Une fois encore, le 21 mars, la Communauté européenne a été le théâtre d'aménagements monétaires : le franc français a été dévalué, le mark allemand et le florin néerlandais ont été réévalués. En vertu de quoi les montants compensatoires, négatifs, de la France ont augmenté ainsi que ceux, positifs, de l'Allemagne et des Pays-Bas. Les inconvénients pour l'une, les avantages pour les autres s'en trouvent accrus.

Michel Rocard, qui, dans les premiers jours d'avril, reçoit successivement les représentants du MODEF (le Mouvement de défense des exploitants familiaux), puis de l'Assemblée permanente des chambres d'agriculture et enfin du Centre national des jeunes agriculteurs, s'entend rappeler ces problèmes par les uns et par les autres.

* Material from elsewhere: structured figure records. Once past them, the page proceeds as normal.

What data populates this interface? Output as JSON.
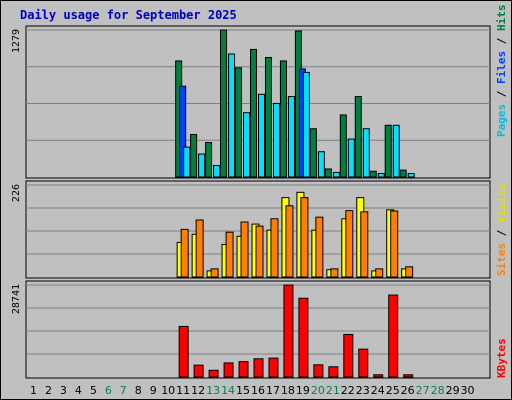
{
  "title": "Daily usage for September 2025",
  "chart_data": [
    {
      "type": "bar",
      "panel": "hits-files-pages",
      "ymax_label": "1279",
      "ylim": [
        0,
        1279
      ],
      "legend_labels": {
        "pages": "Pages",
        "files": "Files",
        "hits": "Hits",
        "sep": " / "
      },
      "categories": [
        "1",
        "2",
        "3",
        "4",
        "5",
        "6",
        "7",
        "8",
        "9",
        "10",
        "11",
        "12",
        "13",
        "14",
        "15",
        "16",
        "17",
        "18",
        "19",
        "20",
        "21",
        "22",
        "23",
        "24",
        "25",
        "26",
        "27",
        "28",
        "29",
        "30"
      ],
      "series": [
        {
          "name": "Hits",
          "color": "#008040",
          "values": [
            0,
            0,
            0,
            0,
            0,
            0,
            0,
            0,
            0,
            0,
            1010,
            370,
            300,
            1279,
            950,
            1110,
            1040,
            1010,
            1270,
            420,
            70,
            540,
            700,
            50,
            450,
            60,
            0,
            0,
            0,
            0
          ]
        },
        {
          "name": "Files",
          "color": "#0040ff",
          "values": [
            0,
            0,
            0,
            0,
            0,
            0,
            0,
            0,
            0,
            0,
            790,
            0,
            0,
            0,
            0,
            0,
            0,
            0,
            940,
            0,
            0,
            0,
            0,
            0,
            0,
            0,
            0,
            0,
            0,
            0
          ]
        },
        {
          "name": "Pages",
          "color": "#00e0ff",
          "values": [
            0,
            0,
            0,
            0,
            0,
            0,
            0,
            0,
            0,
            0,
            260,
            200,
            100,
            1070,
            560,
            720,
            640,
            700,
            910,
            220,
            40,
            330,
            420,
            30,
            450,
            30,
            0,
            0,
            0,
            0
          ]
        }
      ]
    },
    {
      "type": "bar",
      "panel": "sites-visits",
      "ymax_label": "226",
      "ylim": [
        0,
        226
      ],
      "legend_labels": {
        "sites": "Sites",
        "visits": "Visits",
        "sep": " / "
      },
      "categories": [
        "1",
        "2",
        "3",
        "4",
        "5",
        "6",
        "7",
        "8",
        "9",
        "10",
        "11",
        "12",
        "13",
        "14",
        "15",
        "16",
        "17",
        "18",
        "19",
        "20",
        "21",
        "22",
        "23",
        "24",
        "25",
        "26",
        "27",
        "28",
        "29",
        "30"
      ],
      "series": [
        {
          "name": "Visits",
          "color": "#ffff00",
          "values": [
            0,
            0,
            0,
            0,
            0,
            0,
            0,
            0,
            0,
            0,
            85,
            105,
            15,
            80,
            100,
            130,
            115,
            195,
            208,
            115,
            18,
            143,
            195,
            15,
            165,
            20,
            0,
            0,
            0,
            0
          ]
        },
        {
          "name": "Sites",
          "color": "#ff8000",
          "values": [
            0,
            0,
            0,
            0,
            0,
            0,
            0,
            0,
            0,
            0,
            117,
            140,
            20,
            110,
            135,
            125,
            143,
            175,
            195,
            147,
            20,
            163,
            160,
            20,
            162,
            25,
            0,
            0,
            0,
            0
          ]
        }
      ]
    },
    {
      "type": "bar",
      "panel": "kbytes",
      "ymax_label": "28741",
      "ylim": [
        0,
        28741
      ],
      "legend_labels": {
        "kbytes": "KBytes"
      },
      "categories": [
        "1",
        "2",
        "3",
        "4",
        "5",
        "6",
        "7",
        "8",
        "9",
        "10",
        "11",
        "12",
        "13",
        "14",
        "15",
        "16",
        "17",
        "18",
        "19",
        "20",
        "21",
        "22",
        "23",
        "24",
        "25",
        "26",
        "27",
        "28",
        "29",
        "30"
      ],
      "series": [
        {
          "name": "KBytes",
          "color": "#ff0000",
          "values": [
            0,
            0,
            0,
            0,
            0,
            0,
            0,
            0,
            0,
            0,
            15800,
            3700,
            2100,
            4400,
            4800,
            5700,
            5900,
            28741,
            24600,
            3800,
            3200,
            13300,
            8700,
            700,
            25600,
            700,
            0,
            0,
            0,
            0
          ]
        }
      ]
    }
  ],
  "weekend_days": [
    "6",
    "7",
    "13",
    "14",
    "20",
    "21",
    "27",
    "28"
  ]
}
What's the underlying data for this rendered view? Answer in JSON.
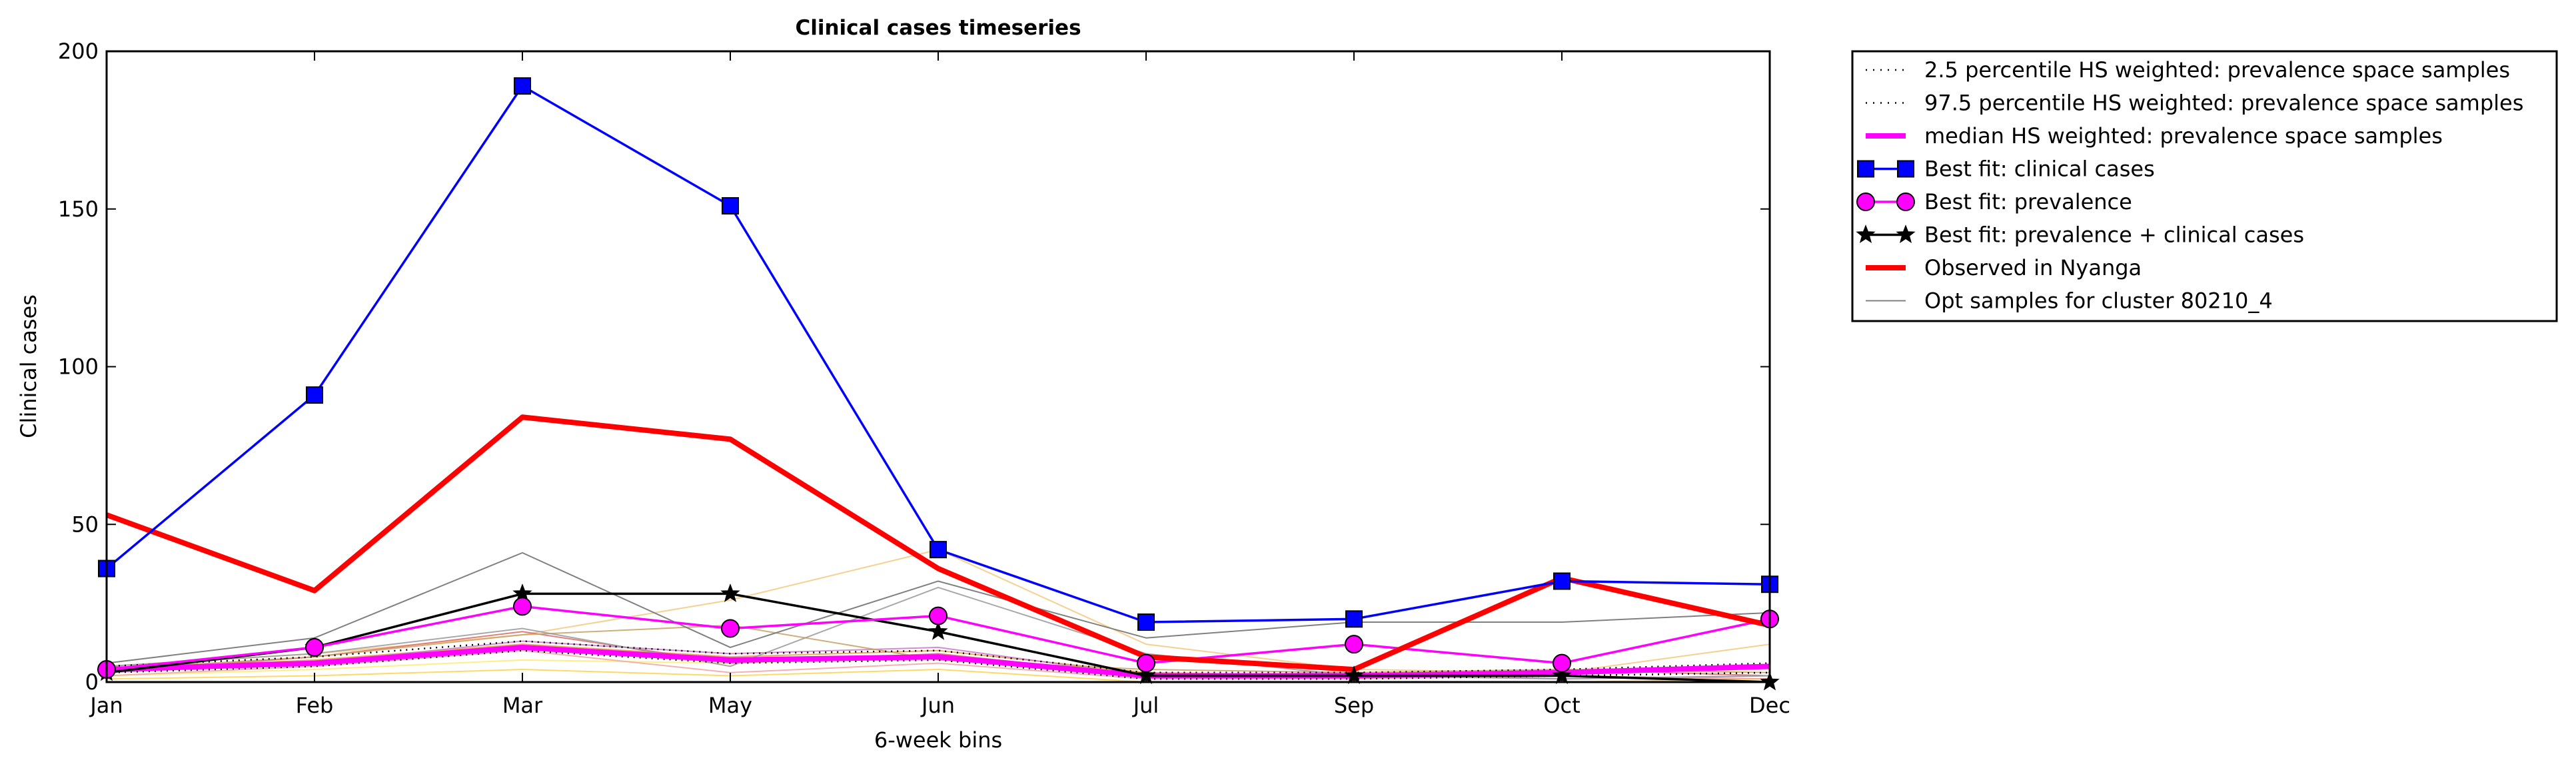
{
  "chart_data": {
    "type": "line",
    "title": "Clinical cases timeseries",
    "xlabel": "6-week bins",
    "ylabel": "Clinical cases",
    "categories": [
      "Jan",
      "Feb",
      "Mar",
      "May",
      "Jun",
      "Jul",
      "Sep",
      "Oct",
      "Dec"
    ],
    "ylim": [
      0,
      200
    ],
    "yticks": [
      0,
      50,
      100,
      150,
      200
    ],
    "grid": false,
    "legend_position": "outside-top-right",
    "series": [
      {
        "name": "2.5 percentile HS weighted: prevalence space samples",
        "style": "dotted",
        "color": "#000000",
        "values": [
          3,
          5,
          10,
          6,
          7,
          1,
          1,
          2,
          3
        ]
      },
      {
        "name": "97.5 percentile HS weighted: prevalence space samples",
        "style": "dotted",
        "color": "#000000",
        "values": [
          5,
          8,
          13,
          9,
          10,
          3,
          3,
          4,
          6
        ]
      },
      {
        "name": "median HS weighted: prevalence space samples",
        "style": "thick-solid",
        "color": "#ff00ff",
        "values": [
          4,
          6,
          11,
          7,
          8,
          2,
          2,
          3,
          5
        ]
      },
      {
        "name": "Best fit: clinical cases",
        "style": "line-square",
        "color": "#0000ff",
        "values": [
          36,
          91,
          189,
          151,
          42,
          19,
          20,
          32,
          31
        ]
      },
      {
        "name": "Best fit: prevalence",
        "style": "line-circle",
        "color": "#ff00ff",
        "values": [
          4,
          11,
          24,
          17,
          21,
          6,
          12,
          6,
          20
        ]
      },
      {
        "name": "Best fit: prevalence + clinical cases",
        "style": "line-star",
        "color": "#000000",
        "values": [
          3,
          11,
          28,
          28,
          16,
          2,
          2,
          2,
          0
        ]
      },
      {
        "name": "Observed in Nyanga",
        "style": "thick-solid",
        "color": "#ff0000",
        "values": [
          53,
          29,
          84,
          77,
          36,
          8,
          4,
          33,
          18
        ]
      },
      {
        "name": "Opt samples for cluster 80210_4",
        "style": "thin-solid",
        "color": "#808080",
        "values": [
          6,
          14,
          41,
          11,
          32,
          14,
          19,
          19,
          22
        ]
      }
    ],
    "background_samples": [
      {
        "color": "#f4c87a",
        "values": [
          5,
          9,
          15,
          26,
          42,
          12,
          4,
          3,
          12
        ]
      },
      {
        "color": "#ffeb70",
        "values": [
          2,
          4,
          7,
          6,
          8,
          3,
          2,
          3,
          4
        ]
      },
      {
        "color": "#e5a040",
        "values": [
          4,
          7,
          12,
          8,
          10,
          3,
          2,
          2,
          1
        ]
      },
      {
        "color": "#d96a6a",
        "values": [
          3,
          8,
          16,
          6,
          9,
          2,
          1,
          4,
          2
        ]
      },
      {
        "color": "#cc77cc",
        "values": [
          3,
          6,
          13,
          9,
          11,
          2,
          3,
          1,
          2
        ]
      },
      {
        "color": "#ffd24a",
        "values": [
          1,
          2,
          4,
          2,
          4,
          0,
          0,
          0,
          1
        ]
      },
      {
        "color": "#c8a060",
        "values": [
          4,
          8,
          15,
          18,
          7,
          4,
          3,
          4,
          3
        ]
      },
      {
        "color": "#f1a3a3",
        "values": [
          2,
          5,
          10,
          3,
          6,
          1,
          1,
          2,
          1
        ]
      },
      {
        "color": "#999999",
        "values": [
          5,
          9,
          17,
          5,
          30,
          9,
          2,
          1,
          2
        ]
      }
    ]
  }
}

Et François Guillaume les traitera de nouveau devant lui au congrès de son organisation qui se déroule du 12 au 14 avril à Grenoble. Le président de la FNSEA y accueille le ministre par un discours sans concession, dans lequel il égrène toutes les revendications syndicales. Des plus importantes aux plus modestes.

Michel Rocard
En tête pour la popularité

Il est passé par ici, il repassera par là. Un jour sous les feux de la rampe, le lendemain expédié dans les coulisses, Michel Rocard n'a décidément pas une carrière de tout repos. Bardé de diplômes, ancien élève de l'ENA, ce bouillant socialiste anime le PSU de 1967 à 1973. Puis il abandonne ses polos façon « prolo », ses discours à la bonne franquette et rejoint le parti socialiste. Membre du bureau exécutif du parti, devenu secrétaire national chargé du secteur public en 1975, Michel Rocard superstar est l'homme qui monte, qui monte... Jusqu'au jour fatal d'octobre 1980 où il tente de concurrencer François Mitterrand. Il a payé cher sa candidature éphémère à l'Élysée. Après une période de « purgatoire » comme ministre du Plan, il est enfin revenu sur le devant de la scène. L'ancien champion de l'autogestion a fait une entrée triomphale au ministère de l'Agriculture, le 23 mars 1983. Rompant avec le style pur et dur d'Édith Cresson, il a su apaiser l'esprit frondeur des représentants du monde agricole, hostiles pour la plupart au gouvernement socialiste. Pour cela il n'hésite pas à caresser les opposants dans le sens du poil. Pendant le congrès de la FNSEA, conscient de l'impopularité de la loi créant des offices par produits, n'a-t-il pas proposé aux différents présidents des fédérations de présider les offices ? Michel Rocard sait aussi jongler avec la dialectique et renvoyer ses interlocuteurs à leurs propres contradictions. Les agriculteurs réclament à cor et à cri l'abandon de la politique agricole commune ? Le grand débat opposant les partisans des productions animales à ceux des céréales est dans l'impasse ? Il répond : « Faites-moi des propositions. » Histoire de contraindre chacun à mesurer au grand jour les conséquences de ses revendications. Reste que l'ancien inspecteur des Finances ne joue pas toujours sur du velours. Il se frotte aussi à la dure réalité du ring. Réduction des moyens de financement de l'agriculture, tant au point de vue social qu'au point de vue économique, difficultés européennes, situation bloquée avec les États-Unis... Il n'est pas facile de gérer la France verte.